We need a new narrative about the darkness because it is just as much as a gift to us as the light. Darkness holds its own wisdom for us if we can just learn how to embrace it, face it, notice it, and appreciate what it offers us on its own terms.
We spend the most delicate and critical part of our lives in the dark. It is in the dark, quiet and warm cocoon of our mother’s womb where we form into a being. This darkness is a safe place. A gentle place. It is our first home. And the darkness embraces us with her protective covering, letting us reside in her until we are ready to break forth. She must mourn for us when we leave, but the darkness is faithful and steadfast in her task to hold us as we prepare for a new life. Darkness not only brings forth life in human beings, but she does so with all creation. Deep in the fertile soil of the Earth, darkness brings forth trees, plants, food, flowers. Animals in wombs, insects in eggs and sacs, closed flower buds preparing their way to unfold all their beauty, a caterpillar hunkering down in a cocoon before taking flight as a butterfly. And in the Christian tradition, today is Christmas Eve, a day where believers wait for the birth of Jesus. Born a man and of the flesh, even he resided in the darkness of Mary’s womb before coming to the world. Darkness helps bring forth creation. We all reside in her, unformed and vulnerable, yet she shields us like a warrior protecting her tribe.
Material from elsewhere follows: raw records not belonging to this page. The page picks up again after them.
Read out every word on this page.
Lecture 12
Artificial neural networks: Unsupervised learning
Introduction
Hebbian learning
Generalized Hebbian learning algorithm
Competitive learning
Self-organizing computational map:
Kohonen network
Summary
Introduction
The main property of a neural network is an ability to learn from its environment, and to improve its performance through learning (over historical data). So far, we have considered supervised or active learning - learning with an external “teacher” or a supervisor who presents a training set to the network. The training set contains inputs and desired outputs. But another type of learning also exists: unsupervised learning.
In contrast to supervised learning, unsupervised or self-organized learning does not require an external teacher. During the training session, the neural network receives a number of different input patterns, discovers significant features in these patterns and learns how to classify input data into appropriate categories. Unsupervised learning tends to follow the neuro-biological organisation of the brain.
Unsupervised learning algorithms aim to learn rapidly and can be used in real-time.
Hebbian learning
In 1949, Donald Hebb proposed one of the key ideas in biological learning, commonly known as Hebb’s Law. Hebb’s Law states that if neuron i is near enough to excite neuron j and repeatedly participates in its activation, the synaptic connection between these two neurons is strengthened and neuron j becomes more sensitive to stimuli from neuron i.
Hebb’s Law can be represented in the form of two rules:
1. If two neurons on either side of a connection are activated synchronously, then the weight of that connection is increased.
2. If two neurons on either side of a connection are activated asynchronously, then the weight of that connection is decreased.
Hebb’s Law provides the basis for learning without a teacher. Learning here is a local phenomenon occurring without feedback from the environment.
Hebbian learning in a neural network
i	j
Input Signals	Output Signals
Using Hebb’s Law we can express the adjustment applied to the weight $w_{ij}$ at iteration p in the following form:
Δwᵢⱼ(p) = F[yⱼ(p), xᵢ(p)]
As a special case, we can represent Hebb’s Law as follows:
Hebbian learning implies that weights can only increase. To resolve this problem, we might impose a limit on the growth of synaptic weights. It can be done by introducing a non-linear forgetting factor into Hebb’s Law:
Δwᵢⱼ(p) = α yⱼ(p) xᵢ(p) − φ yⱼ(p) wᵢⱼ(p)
Darkness offers a stillness, a complete focus, and a chance to be inside of ourselves in ways that are unique and essential. We can’t see in the light the way we can “see” in the dark. Darkness invites us to look within. There are no outer distractions pulling us away from ourselves because we can’t see. Often in meditation and prayer our instinct is to close our eyes. We invite the darkness so we can focus and be present. So we can look deep within.
As we enter these lighter days and this holiday season of light and love, let’s remember the gift of the darkness. The loving embrace of her shadows and what she helps us to manifest in the world. Whatever answer you are seeking, whatever comfort you may need, whatever silence and stillness you crave, whatever inspiration you are looking for, go to the dark—she’s waiting for you with loving and open arms.